The first phase of the 2015/2016 sugar cane harvest season commenced on the 5th of January, 2016 and ended on the 20th of May 2016, due to the rains. A total of 12,695 tonnes of sugar were produced during the period against 6,4376 tonnes produced during the comparative period in 2015. About 80% of the stood over cane, which resulted in lower yields during the period have been harvested, and the fields replanted against the next crop season, which begins in November 2016.
Total production for the period under review was 403,514 tonnes; being 216,364 tonnes for the second quarter, which is 15.6% higher than 187,150 tonnes produced in the first quarter of 2016, and 180,998 tonnes produced, during the comparative period in 2015.
Production for the period at the Apapa refinery improved compared to the previous quarter but did not reach our target utilization rate as gas supply disruptions, bad road networks across our key markets in the Northern part of Nigeria; and insufficient LPFO supplies, our back up energy source. Gas to LPFO usage ratio for the period was 53:47.
However, the new Boiler number 7 was commissioned towards the end of the quarter and it will contribute to efficiency of the refinery operations.
Sales & Distribution
Total sales for the period under review was 422,488 tonnes. Apapa Refinery sales in the second quarter was 216,140 tonnes compared to 211,793 tonnes in the first quarter. Apapa Refinery sales in the second quarter of 2016 improved by 4.7% as demand picked up following uncertain market conditions experienced in the quarter.
Prices were progressively increased during the period to offset cost increases brought about by currency devaluation, gas shortages and amongst other conditions that increased operating costs. The average selling price for the period was N8,102 per 50kg bag compared to the average selling price of N6,959 in 2015.
Retail sales increased further by 56.28% over the comparative period in year 2015. No export sales was recorded during the period due to the unfavourable pricing and market conditions in the West African markets.
Backward Integration Projects
“Sugar for Nigeria” Our sugar development projects continued throughout during the period, with the technical evaluation, design activities and sensitization campaign for the identified sites. Our goal remains the achievement of 1.5 million metric tonnes of refined sugar per annum within the next 10 years, from locally grown sugar cane.
The first phase of the project implementation received a boost with the continuous evaluation of our implementation strategy to suit the realities we are confronted with in the course of the project; and our visit to Brazil.
During the visit meetings were held with several companies on the factory and other equipment required for our backward integration projects. As a follow up, a team of Brazilian sugar industry equipment manufacturers and representatives of financial institutions led by APLA, visited Dangote Sugar Refinery Backward Integration Project sites in Numan, Adamawa and Lau, Taraba States, between the 26th and 30th of June 2016, between the 26th and 30th of June 2016.

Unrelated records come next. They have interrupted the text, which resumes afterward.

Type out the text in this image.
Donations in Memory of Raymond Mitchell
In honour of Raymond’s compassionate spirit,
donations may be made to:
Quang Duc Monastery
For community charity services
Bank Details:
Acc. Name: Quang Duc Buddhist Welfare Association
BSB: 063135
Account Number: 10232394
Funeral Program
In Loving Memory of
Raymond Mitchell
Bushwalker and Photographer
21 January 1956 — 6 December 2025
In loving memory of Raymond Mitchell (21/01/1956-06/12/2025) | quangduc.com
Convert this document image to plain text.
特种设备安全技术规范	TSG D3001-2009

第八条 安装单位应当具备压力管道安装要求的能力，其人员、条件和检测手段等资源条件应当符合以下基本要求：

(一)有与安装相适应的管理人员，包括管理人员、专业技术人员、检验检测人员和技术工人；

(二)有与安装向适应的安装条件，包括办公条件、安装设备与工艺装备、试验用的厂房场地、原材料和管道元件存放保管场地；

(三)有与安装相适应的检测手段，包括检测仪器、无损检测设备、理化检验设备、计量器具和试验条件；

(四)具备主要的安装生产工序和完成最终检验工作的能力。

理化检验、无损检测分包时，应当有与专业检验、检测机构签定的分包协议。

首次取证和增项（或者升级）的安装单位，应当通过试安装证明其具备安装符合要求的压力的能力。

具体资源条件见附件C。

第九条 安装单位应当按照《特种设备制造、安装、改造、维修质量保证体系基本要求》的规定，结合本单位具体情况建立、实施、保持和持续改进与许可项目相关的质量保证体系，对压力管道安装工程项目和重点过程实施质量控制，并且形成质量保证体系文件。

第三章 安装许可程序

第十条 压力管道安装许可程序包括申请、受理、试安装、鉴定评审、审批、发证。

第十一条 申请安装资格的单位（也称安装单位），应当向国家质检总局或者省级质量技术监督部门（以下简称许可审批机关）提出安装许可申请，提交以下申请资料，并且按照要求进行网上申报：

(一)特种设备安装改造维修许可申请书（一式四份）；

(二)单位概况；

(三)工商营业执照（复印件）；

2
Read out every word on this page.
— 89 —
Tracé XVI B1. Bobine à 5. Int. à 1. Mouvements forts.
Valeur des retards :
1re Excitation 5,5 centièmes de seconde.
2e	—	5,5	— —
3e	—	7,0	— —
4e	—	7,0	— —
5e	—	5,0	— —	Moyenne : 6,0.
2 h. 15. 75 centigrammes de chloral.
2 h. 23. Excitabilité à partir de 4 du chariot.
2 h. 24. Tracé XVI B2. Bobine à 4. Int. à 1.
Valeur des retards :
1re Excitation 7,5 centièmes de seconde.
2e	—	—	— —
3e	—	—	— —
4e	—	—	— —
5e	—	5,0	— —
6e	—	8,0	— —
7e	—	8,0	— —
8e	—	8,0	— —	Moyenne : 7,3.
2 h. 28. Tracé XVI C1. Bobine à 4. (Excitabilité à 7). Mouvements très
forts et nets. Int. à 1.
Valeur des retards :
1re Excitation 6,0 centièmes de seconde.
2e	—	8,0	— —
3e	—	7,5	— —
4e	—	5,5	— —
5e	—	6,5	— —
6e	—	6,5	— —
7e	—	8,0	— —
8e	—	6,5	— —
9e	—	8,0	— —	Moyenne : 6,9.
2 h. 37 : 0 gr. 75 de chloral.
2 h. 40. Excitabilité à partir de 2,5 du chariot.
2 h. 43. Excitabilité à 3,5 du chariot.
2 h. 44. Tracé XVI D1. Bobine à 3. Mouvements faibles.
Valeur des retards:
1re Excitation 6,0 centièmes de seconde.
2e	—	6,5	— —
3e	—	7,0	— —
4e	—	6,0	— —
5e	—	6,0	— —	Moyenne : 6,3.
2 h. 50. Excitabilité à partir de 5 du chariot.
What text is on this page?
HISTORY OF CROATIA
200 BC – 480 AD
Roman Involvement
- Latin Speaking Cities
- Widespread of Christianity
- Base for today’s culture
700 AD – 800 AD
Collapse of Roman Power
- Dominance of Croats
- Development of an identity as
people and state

The team accompanied by representatives of KETS took a tour of our facilities at Savannah Sugar, and the apapa refinery, and made useful recommendations for the efficient operation of the existing factory at Savannah Sugar.
At the Lau/Tau project development, the site for the factory was identified during the visit, and the topographic survey of the Tau & Lau sugar project, has commenced.
The outlook for the remaining quarters of the year remains promising despite the various economic challenges in the country.The balance sheet remains strong with Zero Gearing ratio. The company has capability to generate sufficient cash flow to fund its operations. The Company will be able to raise any additional fund for the Backward Integration Projects (BIP).
We are optimistic that barring any unforeseen circumstance, the Company will achieve its set goals through the continued review and implementation of its initiatives to grow sales and market share with focus on the actualization of the backward integration projects.